For a superhero, a realistic duration of elevated exertion would be more like 5 to 10 minutes. As a martial artist, practising karate and hapkido, at my dojo, the examination for black belt includes engaging in ten continuous minutes of fighting. Since a superhero might be able to achieve his results a bit faster than a mere human, five minutes might be a reasonable compromise.
If we build our superhero with light, strong materials like carbon fiber (perhaps 20 times stronger than human bone), use super-strong manufactured muscles that are up to a hundred times stronger than a human muscle like these, and provide a LENR atomic power supply, then it is conceivable that a human-sized and shaped form could lift (in an event such as the clean and jerk in Olympic weightlifting) not 263kg (the current human world record), but something on the order of 10,000kg.
However, being able to lift large weights is not all there is to being a superhero. Being able to lift ten tons at the same speed as a human doesn't mean that you punch any harder unless the actuators are also faster - if your arm weighs as much as a human's and accelerate just as fast, then the impact force will be the same. However, such a superhero could simply pick up a 50kg hand barbell in each hand and still get his punches out just as fast.
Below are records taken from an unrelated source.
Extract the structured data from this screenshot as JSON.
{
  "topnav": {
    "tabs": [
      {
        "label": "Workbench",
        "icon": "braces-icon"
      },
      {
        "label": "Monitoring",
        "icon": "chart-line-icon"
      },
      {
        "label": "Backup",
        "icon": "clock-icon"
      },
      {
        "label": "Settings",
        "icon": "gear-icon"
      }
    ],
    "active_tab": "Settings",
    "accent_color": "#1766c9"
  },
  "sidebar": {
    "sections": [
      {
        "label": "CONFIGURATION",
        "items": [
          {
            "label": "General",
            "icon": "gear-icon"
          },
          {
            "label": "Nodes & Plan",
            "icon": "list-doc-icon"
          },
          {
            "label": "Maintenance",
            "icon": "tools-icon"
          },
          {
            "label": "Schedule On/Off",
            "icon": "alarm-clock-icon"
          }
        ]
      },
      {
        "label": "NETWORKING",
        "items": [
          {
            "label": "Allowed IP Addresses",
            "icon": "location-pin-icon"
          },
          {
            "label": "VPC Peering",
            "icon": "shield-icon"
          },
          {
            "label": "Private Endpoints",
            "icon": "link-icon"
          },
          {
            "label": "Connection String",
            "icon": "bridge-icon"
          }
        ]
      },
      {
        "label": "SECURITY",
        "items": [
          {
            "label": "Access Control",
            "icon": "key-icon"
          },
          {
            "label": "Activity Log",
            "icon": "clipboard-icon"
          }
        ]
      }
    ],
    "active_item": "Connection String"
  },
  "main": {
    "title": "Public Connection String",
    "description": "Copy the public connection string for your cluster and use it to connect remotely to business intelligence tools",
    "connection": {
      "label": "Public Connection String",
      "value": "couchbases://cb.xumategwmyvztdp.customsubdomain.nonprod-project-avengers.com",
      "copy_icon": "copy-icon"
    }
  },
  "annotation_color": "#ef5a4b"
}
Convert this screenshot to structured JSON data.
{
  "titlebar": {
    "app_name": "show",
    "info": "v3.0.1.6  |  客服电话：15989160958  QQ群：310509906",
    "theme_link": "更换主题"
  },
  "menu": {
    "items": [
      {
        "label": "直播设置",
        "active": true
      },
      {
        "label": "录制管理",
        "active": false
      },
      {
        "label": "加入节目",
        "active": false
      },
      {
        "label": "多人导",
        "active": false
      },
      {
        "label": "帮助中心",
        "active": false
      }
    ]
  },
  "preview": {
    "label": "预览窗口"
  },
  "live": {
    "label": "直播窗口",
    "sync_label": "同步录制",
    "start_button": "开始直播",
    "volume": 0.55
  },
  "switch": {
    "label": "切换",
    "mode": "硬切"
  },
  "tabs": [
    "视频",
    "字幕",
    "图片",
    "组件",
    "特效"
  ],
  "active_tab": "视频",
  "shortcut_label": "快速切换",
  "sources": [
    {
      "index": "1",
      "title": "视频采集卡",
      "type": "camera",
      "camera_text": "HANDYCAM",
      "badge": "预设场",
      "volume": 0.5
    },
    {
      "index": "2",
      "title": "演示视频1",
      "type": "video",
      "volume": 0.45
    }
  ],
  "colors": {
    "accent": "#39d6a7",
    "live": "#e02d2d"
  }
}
Given the physics formula $e= 1/2mv^2$, artificially increasing the mass of a perhaps 10kg arm by 50kg and still hitting at the same impact speed would increase the impact energy by a factor of six, changing a punch from something that might break a bone if carefully placed to something far more likely to break bones every time it landed, or fatally concuss a human with a single punch most of the time.
However, if our intelligently-designed superhero was to do this for any length of time, say in a five-minute bout of all-out combat, then he would be generating a great deal more waste heat than any human in the same situation, requiring far more cooling capacity than even a 'merely' evolved human body can muster. His breath might be like a hair-dryer and/or his skin might literally steam with the amount of waste heat that would have to be dealt with.
On the other hand, if we gave our artificial superhero strength not a great deal greater than a human's - perhaps twice as strong at most - but a much higher speed, then he might be delivering punches that land at not ~9 m/s (32 kph or 20 mph), but at ~63 m/s (227 kph or 140 mph). That's 7 times the speed, but, because $e=1/2mv^2$, means that the punches will deliver 49 times the energy. That's the difference between bruising and perhaps a broken bone from a human fighter to a punch from our superhero that could almost literally knock the other guy's head off.
In order to control a body this responsive, we'd need to give our superhero light-speed electrical signalling instead of the downright sluggish electrochemical system our own nerves employ. This would also mean that our artificial superhero could literally watch a human opponent throw a punch at him, then - before that punch hit - throw six punches in return, each one potentially fatal or crippling before finally blocking the incoming punch, assuming that energy transfer to his opponent didn't knock him so far back as to make blocking the initial punch entirely unnecessary.